Another amendment, suggesting recording the original surname in a separate page of the passport, was passed for further debates. The current project of this amendment states that such entry would have no juridical power.
The law concerns the spelling of names. Characters such as “w” or “x” do not exist in the Lithuanian alphabet, meaning that a name like Edward, would be spelled “Edvard” on a Lithuanian document.
Only 30 parliamentarians voted in favour of the first version of the amendment, the rest stood against it or abstained.
The amendment, presented to Seimas by prime minister Andrius Kubilius, was evaluated negatively even by most of his conservative party colleagues, including Seimas speaker Irena Degutiene and the foreign affairs minister Audronius Azubalis.
“I see a decision, connected to ruining the country, in this suggestion. Will this strengthen our country, what will be the consequences in a long-term future, in 20 years, what nation will we have, will Lithuanian language still exist?” said Labour party member Mecislovas Zasciurinskas.

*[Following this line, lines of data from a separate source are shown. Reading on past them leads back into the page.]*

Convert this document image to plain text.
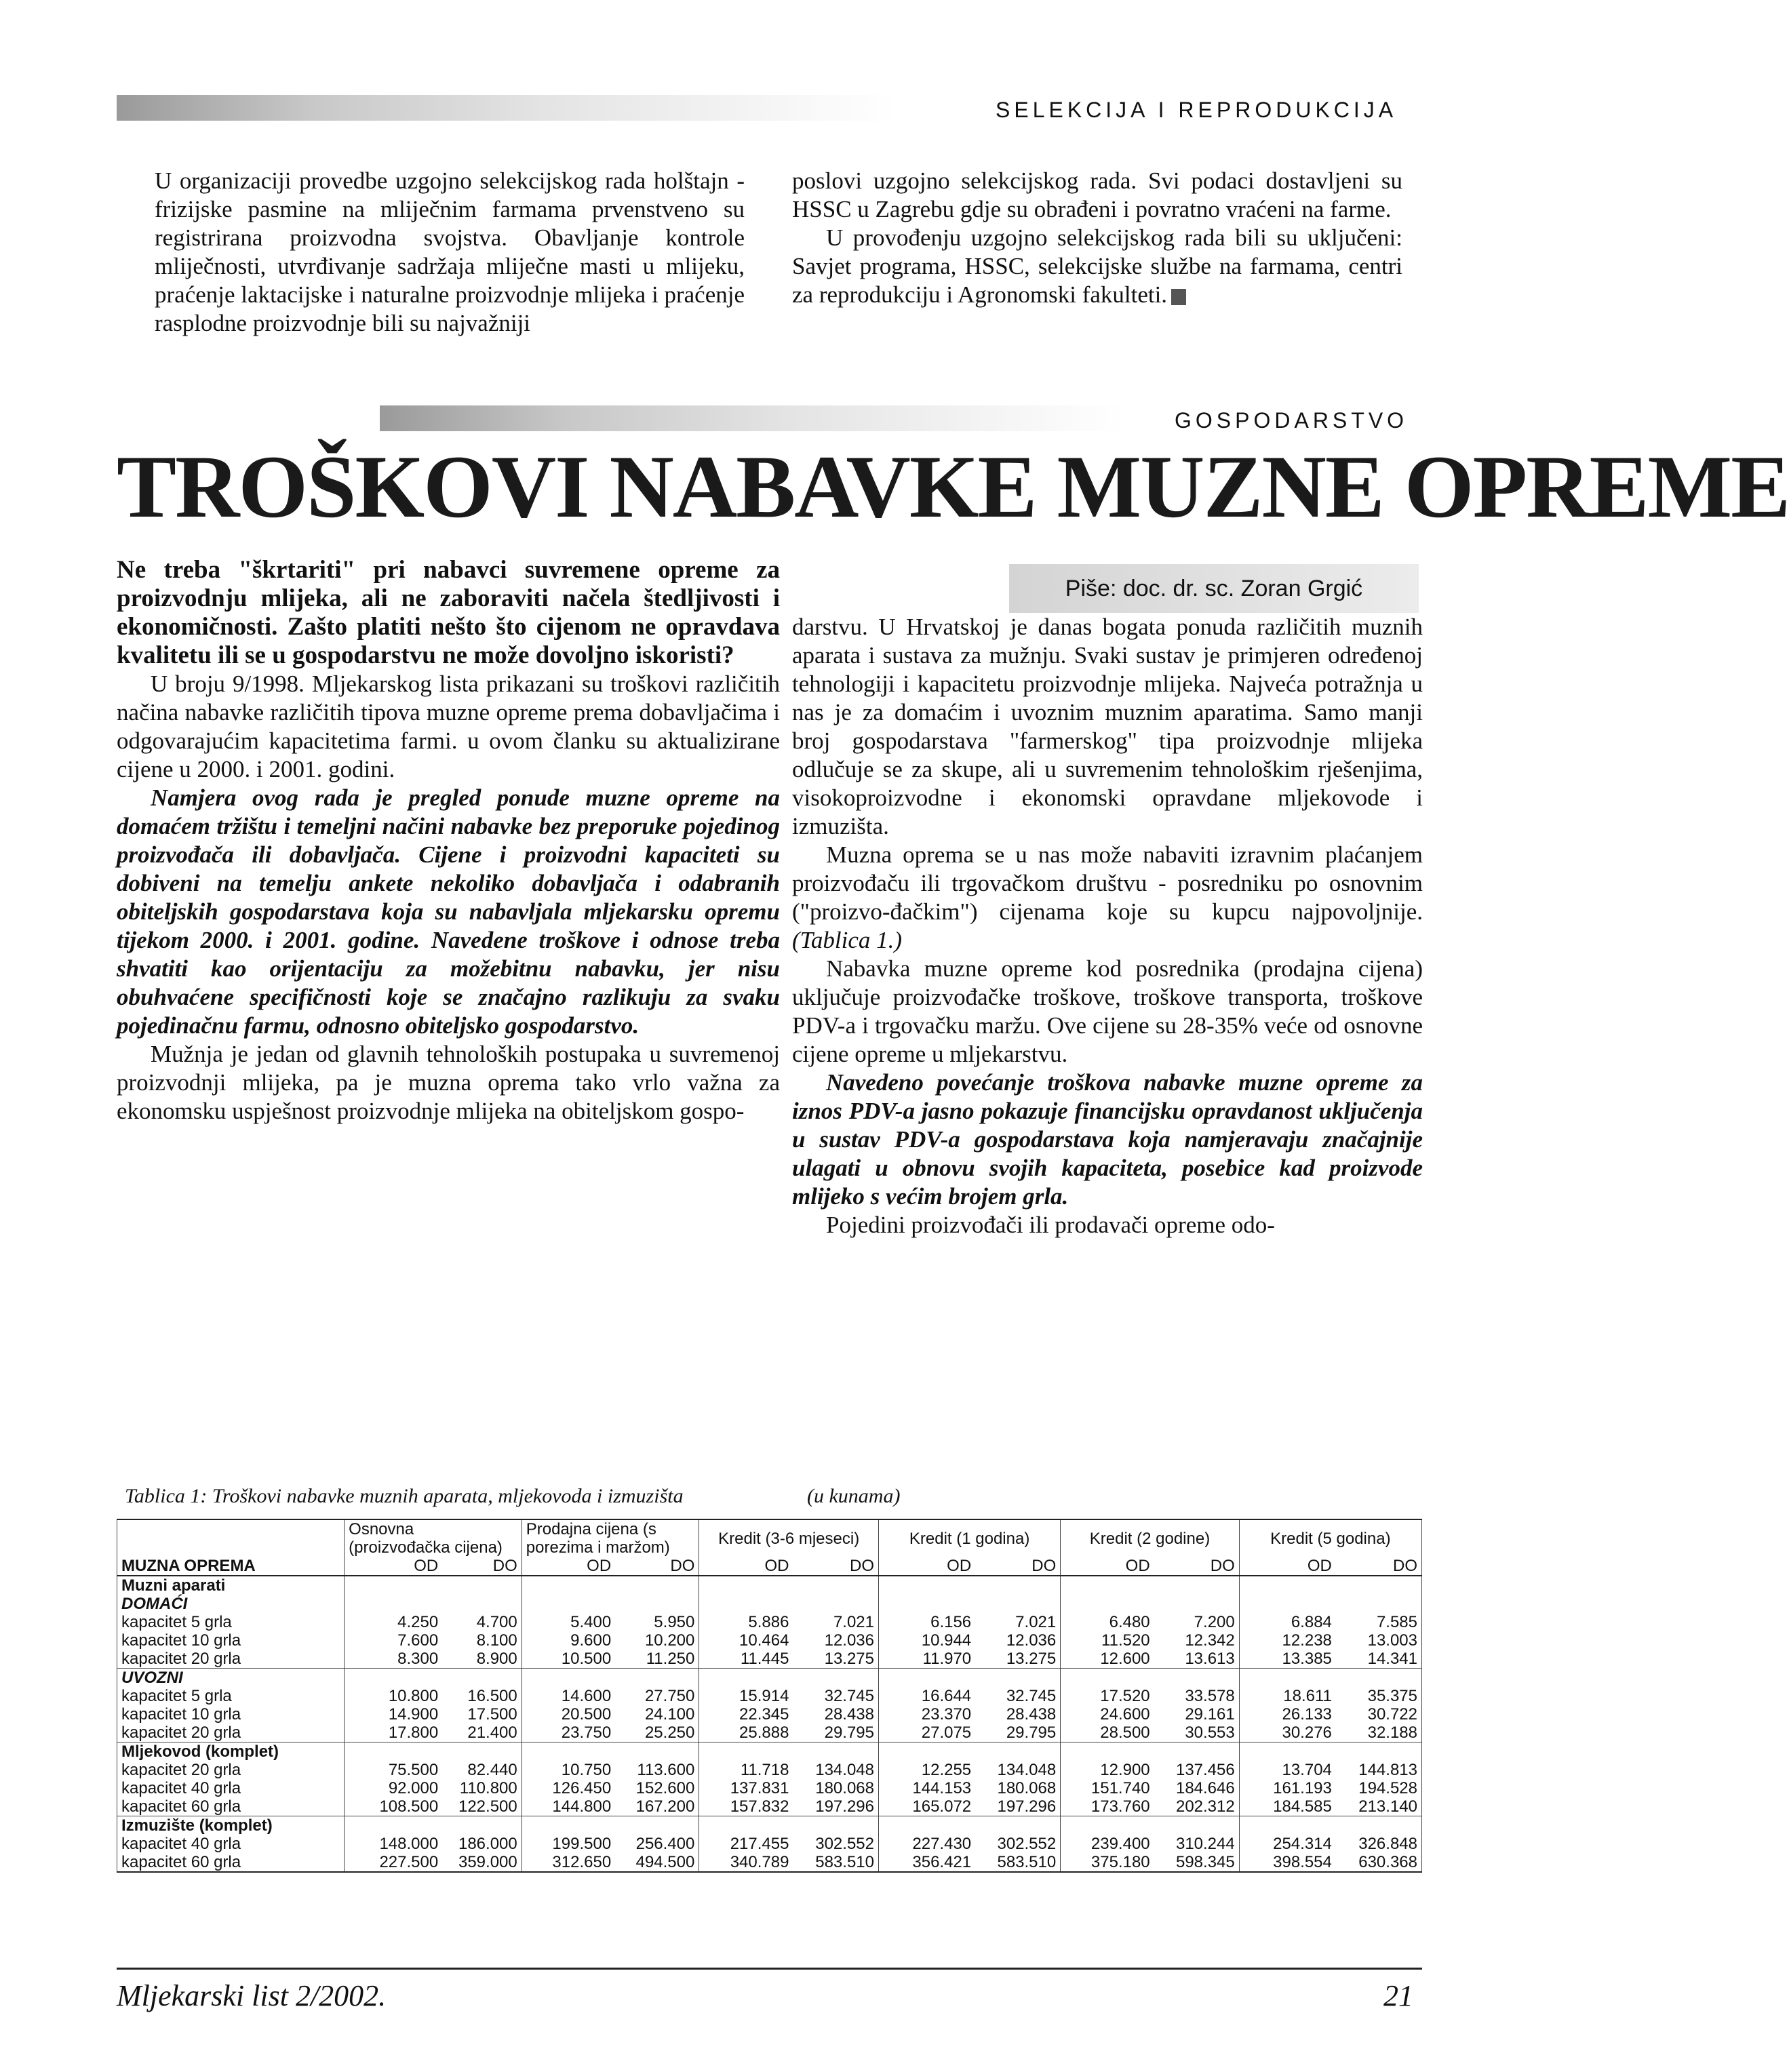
SELEKCIJA I REPRODUKCIJA

U organizaciji provedbe uzgojno selekcijskog rada holštajn - frizijske pasmine na mliječnim farmama prvenstveno su registrirana proizvodna svojstva. Obavljanje kontrole mliječnosti, utvrđivanje sadržaja mliječne masti u mlijeku, praćenje laktacijske i naturalne proizvodnje mlijeka i praćenje rasplodne proizvodnje bili su najvažniji

poslovi uzgojno selekcijskog rada. Svi podaci dostavljeni su HSSC u Zagrebu gdje su obrađeni i povratno vraćeni na farme.

U provođenju uzgojno selekcijskog rada bili su uključeni: Savjet programa, HSSC, selekcijske službe na farmama, centri za reprodukciju i Agronomski fakulteti.

GOSPODARSTVO
TROŠKOVI NABAVKE MUZNE OPREME
Piše: doc. dr. sc. Zoran Grgić

Ne treba "škrtariti" pri nabavci suvremene opreme za proizvodnju mlijeka, ali ne zaboraviti načela štedljivosti i ekonomičnosti. Zašto platiti nešto što cijenom ne opravdava kvalitetu ili se u gospodarstvu ne može dovoljno iskoristi?

U broju 9/1998. Mljekarskog lista prikazani su troškovi različitih načina nabavke različitih tipova muzne opreme prema dobavljačima i odgovarajućim kapacitetima farmi. u ovom članku su aktualizirane cijene u 2000. i 2001. godini.

Namjera ovog rada je pregled ponude muzne opreme na domaćem tržištu i temeljni načini nabavke bez preporuke pojedinog proizvođača ili dobavljača. Cijene i proizvodni kapaciteti su dobiveni na temelju ankete nekoliko dobavljača i odabranih obiteljskih gospodarstava koja su nabavljala mljekarsku opremu tijekom 2000. i 2001. godine. Navedene troškove i odnose treba shvatiti kao orijentaciju za možebitnu nabavku, jer nisu obuhvaćene specifičnosti koje se značajno razlikuju za svaku pojedinačnu farmu, odnosno obiteljsko gospodarstvo.

Mužnja je jedan od glavnih tehnoloških postupaka u suvremenoj proizvodnji mlijeka, pa je muzna oprema tako vrlo važna za ekonomsku uspješnost proizvodnje mlijeka na obiteljskom gospo-

darstvu. U Hrvatskoj je danas bogata ponuda različitih muznih aparata i sustava za mužnju. Svaki sustav je primjeren određenoj tehnologiji i kapacitetu proizvodnje mlijeka. Najveća potražnja u nas je za domaćim i uvoznim muznim aparatima. Samo manji broj gospodarstava "farmerskog" tipa proizvodnje mlijeka odlučuje se za skupe, ali u suvremenim tehnološkim rješenjima, visokoproizvodne i ekonomski opravdane mljekovode i izmuzišta.

Muzna oprema se u nas može nabaviti izravnim plaćanjem proizvođaču ili trgovačkom društvu - posredniku po osnovnim ("proizvo-đačkim") cijenama koje su kupcu najpovoljnije. (Tablica 1.)

Nabavka muzne opreme kod posrednika (prodajna cijena) uključuje proizvođačke troškove, troškove transporta, troškove PDV-a i trgovačku maržu. Ove cijene su 28-35% veće od osnovne cijene opreme u mljekarstvu.

Navedeno povećanje troškova nabavke muzne opreme za iznos PDV-a jasno pokazuje financijsku opravdanost uključenja u sustav PDV-a gospodarstava koja namjeravaju značajnije ulagati u obnovu svojih kapaciteta, posebice kad proizvode mlijeko s većim brojem grla.

Pojedini proizvođači ili prodavači opreme odo-

Tablica 1: Troškovi nabavke muznih aparata, mljekovoda i izmuzišta	(u kunama)
	Osnovna (proizvođačka cijena)		Prodajna cijena (s porezima i maržom)		Kredit (3-6 mjeseci)		Kredit (1 godina)		Kredit (2 godine)		Kredit (5 godina)	
MUZNA OPREMA	OD	DO	OD	DO	OD	DO	OD	DO	OD	DO	OD	DO
Muzni aparati												
DOMAĆI												
kapacitet 5 grla	4.250	4.700	5.400	5.950	5.886	7.021	6.156	7.021	6.480	7.200	6.884	7.585
kapacitet 10 grla	7.600	8.100	9.600	10.200	10.464	12.036	10.944	12.036	11.520	12.342	12.238	13.003
kapacitet 20 grla	8.300	8.900	10.500	11.250	11.445	13.275	11.970	13.275	12.600	13.613	13.385	14.341
UVOZNI												
kapacitet 5 grla	10.800	16.500	14.600	27.750	15.914	32.745	16.644	32.745	17.520	33.578	18.611	35.375
kapacitet 10 grla	14.900	17.500	20.500	24.100	22.345	28.438	23.370	28.438	24.600	29.161	26.133	30.722
kapacitet 20 grla	17.800	21.400	23.750	25.250	25.888	29.795	27.075	29.795	28.500	30.553	30.276	32.188
Mljekovod (komplet)												
kapacitet 20 grla	75.500	82.440	10.750	113.600	11.718	134.048	12.255	134.048	12.900	137.456	13.704	144.813
kapacitet 40 grla	92.000	110.800	126.450	152.600	137.831	180.068	144.153	180.068	151.740	184.646	161.193	194.528
kapacitet 60 grla	108.500	122.500	144.800	167.200	157.832	197.296	165.072	197.296	173.760	202.312	184.585	213.140
Izmuzište (komplet)												
kapacitet 40 grla	148.000	186.000	199.500	256.400	217.455	302.552	227.430	302.552	239.400	310.244	254.314	326.848
kapacitet 60 grla	227.500	359.000	312.650	494.500	340.789	583.510	356.421	583.510	375.180	598.345	398.554	630.368
Mljekarski list 2/2002.	21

“Is Lithuania really that weak, and is its language that weak, that allowing a person to enter his name and surname into a passport the way the God gave it to him, we will destroy the language? What are we talking about?” Kubilius retorted.
Kubilius did not deny that such a law is much wanted in Lithuanian Polish minority.
“If you‘re asking about the opinion of Vilnius region Poles, which are of Polish origin – they say that they want to write their surnames the same way that their parents and grandparents used to. This request has its meaning and logic, I do not understand, why can‘t we hear it. When Lithuanians asked for the same in Poland, their voice was heard,” said Kubilius.
He stated that if the original surname will be written in a separate page of the passport, people will face problems in foreign countries and will need supplementary papers to prove that the entry is legal.
Lithuania has been debating the possibility of writing the original language names and surnames in the passports for years already.